The gather command is used to collect dtmf or speech input.

{
  "verb": "gather",
  "actionHook": "http://example.com/collect",
  "input": ["digits", "speech"],
  "bargein": true,
  "dtmfBargein": true,
  "finishOnKey": "#",
  "numDigits": 5,
  "timeout": 8,
  "recognizer": {
    "vendor": "Google",
    "language": "en-US",
    "hints": ["sales", "support"],
    "hintsBoost": 10
  },
  "say": {
    "text": "To speak to Sales press 1 or say Sales.  To speak to customer support press 2 or say Support",
    "synthesizer": {
      "vendor": "Google",
      "language": "en-US"
    }
  }
}

You can use the following options in the gather command:

option	description	required
actionHook	Webhook POST to invoke with the collected digits or speech. The payload will include a 'speech' or 'dtmf' property along with the standard attributes. See below for more detail.	yes
actionHookDelayAction	object, see here for details.	no
bargein	allow speech bargein, i.e. kill audio playback if caller begins speaking	no
dtmfBargein	allow dtmf bargein, i.e. kill audio playback if caller enters dtmf	no
finishOnKey	Dmtf key that signals the end of input	no
input	Array, specifying allowed types of input: ['digits'], ['speech'], or ['digits', 'speech']. Default: ['digits']	no
interDigitTimeout	Amount of time to wait between digits after minDigits have been entered.	no
listenDuringPrompt	if false, do not listen for user speech until say or play has completed. Defaults to true	no
minBargeinWordCount	if bargein is true, only kill speech when this many words are spoken. Defaults to 1	no
minDigits	Minimum number of dtmf digits expected to gather. Defaults to 1.	no
maxDigits	Maximum number of dtmf digits expected to gather	no
numDigits	Exact number of dtmf digits expected to gather	no
partialResultHook	Webhook to send interim transcription results to.
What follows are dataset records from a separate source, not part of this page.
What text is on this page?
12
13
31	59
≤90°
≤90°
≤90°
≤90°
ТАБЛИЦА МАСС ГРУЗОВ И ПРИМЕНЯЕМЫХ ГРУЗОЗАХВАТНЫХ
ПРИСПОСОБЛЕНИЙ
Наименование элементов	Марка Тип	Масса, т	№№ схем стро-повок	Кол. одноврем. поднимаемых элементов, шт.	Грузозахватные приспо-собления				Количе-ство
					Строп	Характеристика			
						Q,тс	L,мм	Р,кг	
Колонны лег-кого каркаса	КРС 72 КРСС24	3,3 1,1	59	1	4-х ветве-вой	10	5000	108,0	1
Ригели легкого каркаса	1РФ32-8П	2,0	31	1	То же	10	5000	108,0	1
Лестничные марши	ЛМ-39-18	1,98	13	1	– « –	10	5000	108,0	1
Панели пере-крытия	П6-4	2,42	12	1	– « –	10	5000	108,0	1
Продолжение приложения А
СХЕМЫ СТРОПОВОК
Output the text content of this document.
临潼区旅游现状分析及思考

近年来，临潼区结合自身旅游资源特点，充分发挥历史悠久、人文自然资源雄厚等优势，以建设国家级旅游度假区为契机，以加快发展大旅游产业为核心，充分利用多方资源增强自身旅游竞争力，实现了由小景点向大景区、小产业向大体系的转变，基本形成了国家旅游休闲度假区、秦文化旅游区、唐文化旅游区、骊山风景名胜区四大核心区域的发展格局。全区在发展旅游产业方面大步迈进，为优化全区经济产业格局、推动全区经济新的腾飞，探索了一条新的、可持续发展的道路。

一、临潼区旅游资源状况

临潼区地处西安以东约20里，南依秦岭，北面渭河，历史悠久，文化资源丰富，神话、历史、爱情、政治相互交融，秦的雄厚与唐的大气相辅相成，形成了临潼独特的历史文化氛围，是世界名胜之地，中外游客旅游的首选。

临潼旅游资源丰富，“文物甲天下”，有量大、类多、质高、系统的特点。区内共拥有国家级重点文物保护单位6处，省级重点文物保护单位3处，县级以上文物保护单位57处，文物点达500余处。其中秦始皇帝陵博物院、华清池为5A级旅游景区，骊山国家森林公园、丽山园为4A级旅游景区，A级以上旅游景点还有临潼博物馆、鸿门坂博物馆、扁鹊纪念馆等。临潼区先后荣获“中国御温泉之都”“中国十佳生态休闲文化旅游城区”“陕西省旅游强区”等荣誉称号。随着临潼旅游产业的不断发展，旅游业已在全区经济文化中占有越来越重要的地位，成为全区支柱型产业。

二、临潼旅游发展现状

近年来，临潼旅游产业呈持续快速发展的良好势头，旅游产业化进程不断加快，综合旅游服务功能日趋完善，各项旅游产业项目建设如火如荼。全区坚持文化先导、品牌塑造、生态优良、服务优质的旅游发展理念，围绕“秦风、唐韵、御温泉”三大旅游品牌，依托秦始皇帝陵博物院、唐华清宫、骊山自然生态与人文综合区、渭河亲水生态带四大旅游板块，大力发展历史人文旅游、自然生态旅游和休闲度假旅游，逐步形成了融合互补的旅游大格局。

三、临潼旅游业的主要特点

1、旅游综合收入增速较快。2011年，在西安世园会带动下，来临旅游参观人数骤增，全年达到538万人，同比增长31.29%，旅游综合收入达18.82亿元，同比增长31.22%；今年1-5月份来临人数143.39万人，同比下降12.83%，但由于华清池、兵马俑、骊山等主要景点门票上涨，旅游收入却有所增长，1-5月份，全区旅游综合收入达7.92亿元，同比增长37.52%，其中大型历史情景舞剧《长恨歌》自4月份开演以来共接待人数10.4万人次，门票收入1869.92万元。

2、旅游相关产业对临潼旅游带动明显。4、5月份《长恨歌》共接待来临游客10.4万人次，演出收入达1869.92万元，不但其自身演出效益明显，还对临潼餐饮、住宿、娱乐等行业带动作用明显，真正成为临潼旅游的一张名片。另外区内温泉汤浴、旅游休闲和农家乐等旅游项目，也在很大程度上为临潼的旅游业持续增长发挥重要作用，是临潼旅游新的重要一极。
Partial transcriptions are only generated if this property is set.	no
play	nested play Command that can be used to prompt the user	no
fillerNoise	play audio to the caller while the remote application is processing gather transcriptions. See Using filler noise for more details.	no
fillerNoise.enable	boolean, whether to enable or disable filler noise	yes
fillerNoise.url	http(s) audio to play as filler noise	yes
fillerNoise.startDelaySecs	integer value specifying number of seconds to wait for a response from the remote	recognizer

In the case of speech input, the actionHook payload will include a speech object with the response from Google speech:

"speech": {
			"stability": 0,
			"is_final": true,
			"alternatives": [{
				"confidence": 0.858155,
				"transcript": "sales please"
			}]
		}

In the case of digits input, the payload will simple include a digits property indicating the dtmf keys pressed:

"digits": "0276"

Note: an HTTP POST will be used for both the action and the partialResultCallback since the body may need to contain nested JSON objects for speech details.

Note: the partialResultCallback web callback should not return content; any returned content will be discarded.